On n’y parle pas doping. Le fric, pourtant un des moteurs essentiels de tous les sports de compétition, n’y est même pas évoqué. Flavio Becca, l’homme derrière Leopard Trek, n’apparaît que dans un seul plan, lorsqu’il affiche un large sourire le soir de la présentation de son équipe de rêve... The Road uphill de Jean-Louis Schuller (High/ Low, Chungking dream) est un documentaire de cinéma et non pas un reportage de télévision. C’est un film d’auteur aussi, pour lequel le réalisateur, qui a une formation de cameraman, a cherché un angle original, une histoire derrière les déjà mythiques frères Schleck avant d’accepter la proposition du producteur Paul Thiltges de les suivre dans leur défi de gagner le Tour de France 2011. Cette histoire, racontait-il dans des entretiens dans la presse, il la tenait à partir du moment de la constitution d’une équipe nationale autour des deux frères. Mais même le folklore, la véritable idolâtrie que leur voue toute une nation, ne sont guère qu’effleurés dans le film.
Le véritable sujet de Jean-Louis Schuller, c’est la volonté des deux frères, décrits comme un Janus, un seul corps avec deux têtes, de gagner la plus prestigieuse course cycliste du monde.
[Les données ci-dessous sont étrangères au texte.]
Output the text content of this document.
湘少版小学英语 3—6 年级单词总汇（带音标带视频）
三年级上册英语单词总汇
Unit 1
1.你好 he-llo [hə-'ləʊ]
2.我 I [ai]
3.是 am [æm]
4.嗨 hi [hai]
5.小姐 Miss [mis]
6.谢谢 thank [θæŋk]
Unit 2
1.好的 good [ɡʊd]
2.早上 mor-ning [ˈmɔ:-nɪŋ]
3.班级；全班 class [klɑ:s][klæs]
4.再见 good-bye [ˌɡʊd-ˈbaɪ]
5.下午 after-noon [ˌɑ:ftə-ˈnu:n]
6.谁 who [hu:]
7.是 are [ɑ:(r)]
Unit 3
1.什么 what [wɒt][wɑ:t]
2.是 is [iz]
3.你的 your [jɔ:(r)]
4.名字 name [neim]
Et pour la gagner, il leur faut surmonter d’énormes souffrances, avoir un moral d’enfer pour résister à la pression constante qui pèse sur eux, avoir le sens du sacrifice (seul l’un des deux pourra gagner) et vaincre la peur de l’accident. Après la chute de Fränk Schleck en 2010, lorsque son tour s’est terminé à l’hôpital avec une clavicule cassée, et surtout après l’accident mortel du jeune Wouter Weylandt, membre de Leopard Trek, lors du Giro d’Italia en mai, le risque constant des cyclistes, qui n’ont qu’un petit casque pour se protéger, devient palpable. Philippe Brunel, journaliste sportif spécialisé en cyclisme, qui intervient longuement dans le film (à côté de son confrère britannique Phil Ligett), affirme d’ailleurs que le Tour de France 2011 a été perdu dans la descente du col de Manse, vers Gap, où Andy Schleck, prudent sur la route glissante, a perdu les quelques précieuses secondes qui lui manquaient à l’arrivée pour être en haut du podium. Ce que son père, Johny Schleck, confirme en soulignant qu’il appris à ses fils que ne pas se retrouver à l’hôpital était plus important que de gagner à tout prix.
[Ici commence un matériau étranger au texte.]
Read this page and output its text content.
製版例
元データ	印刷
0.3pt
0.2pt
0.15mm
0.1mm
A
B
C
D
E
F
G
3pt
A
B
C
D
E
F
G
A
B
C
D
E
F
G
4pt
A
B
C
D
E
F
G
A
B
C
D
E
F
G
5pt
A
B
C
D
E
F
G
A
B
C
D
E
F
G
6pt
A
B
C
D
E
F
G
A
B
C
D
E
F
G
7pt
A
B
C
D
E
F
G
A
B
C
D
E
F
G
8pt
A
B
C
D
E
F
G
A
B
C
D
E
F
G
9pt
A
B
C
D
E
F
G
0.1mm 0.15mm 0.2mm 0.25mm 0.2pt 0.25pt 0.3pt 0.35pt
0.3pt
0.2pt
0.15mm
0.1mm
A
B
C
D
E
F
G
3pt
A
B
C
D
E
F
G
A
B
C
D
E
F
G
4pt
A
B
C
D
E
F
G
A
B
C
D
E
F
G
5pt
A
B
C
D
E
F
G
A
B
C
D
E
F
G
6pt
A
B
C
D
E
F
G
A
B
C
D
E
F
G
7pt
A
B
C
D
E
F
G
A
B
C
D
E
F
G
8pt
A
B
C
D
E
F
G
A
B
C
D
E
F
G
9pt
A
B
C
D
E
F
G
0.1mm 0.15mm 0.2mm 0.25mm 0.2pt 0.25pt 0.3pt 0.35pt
Jean-Louis Schuller a suivi l’équipe Leopard Trek dès le premier stage en montagne, où les cyclistes de l’équipe se retrouvaient librement pour faire connaissance – avant d’enfourcher les vélos pour une dure saison d’entraînements et cette grande ambition de gagner à Paris. Bien qu’amateur de cyclisme, il n’est pas spécialiste sur la question (ce que des journalistes sportifs locaux allaient d’ailleurs lui reprocher avant la sortie du film), mais il s’intéresse toujours dans ses films aux motivations des gens qu’il observe à se passionner autant à faire ce qu’ils font – que ce soit le jeu ou le sport. Grâce à sa discrétion, à la distance qu’il gardait (il n’a jamais harcelé les cyclistes durant ou juste après l’effort) et à son équipement léger, il a réussi à pénétrer leur univers. Ce qui vaut au film des moments inédits, comme les discussions stratégiques avec l’équipe et ses leaders dans le bus avant une étape ou les séquences à l’intérieur de la voiture de Kim Andersen et Brian Nygaard lors du Tour.
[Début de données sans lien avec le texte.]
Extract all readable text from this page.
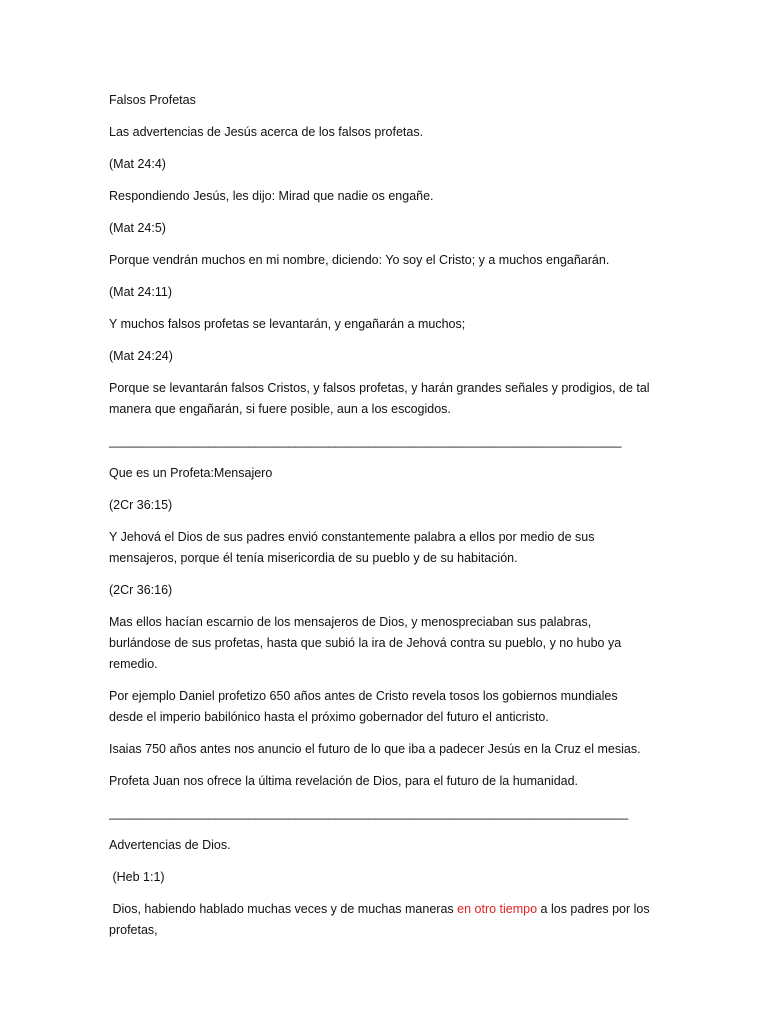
Falsos Profetas

Las advertencias de Jesús acerca de los falsos profetas.

(Mat 24:4)

Respondiendo Jesús, les dijo: Mirad que nadie os engañe.

(Mat 24:5)

Porque vendrán muchos en mi nombre, diciendo: Yo soy el Cristo; y a muchos engañarán.

(Mat 24:11)

Y muchos falsos profetas se levantarán, y engañarán a muchos;

(Mat 24:24)

Porque se levantarán falsos Cristos, y falsos profetas, y harán grandes señales y prodigios, de tal manera que engañarán, si fuere posible, aun a los escogidos.

_____________________________________________________________________________

Que es un Profeta:Mensajero

(2Cr 36:15)

Y Jehová el Dios de sus padres envió constantemente palabra a ellos por medio de sus mensajeros, porque él tenía misericordia de su pueblo y de su habitación.

(2Cr 36:16)

Mas ellos hacían escarnio de los mensajeros de Dios, y menospreciaban sus palabras, burlándose de sus profetas, hasta que subió la ira de Jehová contra su pueblo, y no hubo ya remedio.

Por ejemplo Daniel profetizo 650 años antes de Cristo revela tosos los gobiernos mundiales desde el imperio babilónico hasta el próximo gobernador del futuro el anticristo.

Isaias 750 años antes nos anuncio el futuro de lo que iba a padecer Jesús en la Cruz el mesias.

Profeta Juan nos ofrece la última revelación de Dios, para el futuro de la humanidad.

______________________________________________________________________________

Advertencias de Dios.

(Heb 1:1)

Dios, habiendo hablado muchas veces y de muchas maneras en otro tiempo a los padres por los profetas,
Puis il y a ces moments incroyables où l’on voit (enfin) l’émotion d’Andy et de Fränk Schleck : un regard vide marqué par la douleur et la déception, qui ne dure que quelques secondes – Jean-Louis Schuller est là où les journalistes se perdent dans le chaos ambiant, et « fait du Schuller », en réduisant la coulisse sonore sur l’essentiel, une respiration, le bruit d’une serviette qui sèche la transpiration, faisant comme des parenthèses en apnée dans la tête d’un homme qui se rend compte de la portée de ce qui vient de lui arriver. Ou cette accolade intime de Fränk pour Andy à l’arrivée du dernier contre-la-montre, où les deux frères ont compris qu’aucun des deux n’avait gagné le Tour 2011. Et Jean-Louis Schuller nous offre de ces superbes images dont il a le secret, comme le regard tendu des fans en attente dans les montagnes, de véritables murs de drapeaux au lion rouge, des images de nature aussi. On en oublierait presque que vers la fin, le film a quelques longueurs, qu’il se prend quand même au jeu de l’excitation pour la course et que c’est un peu décousu par moments.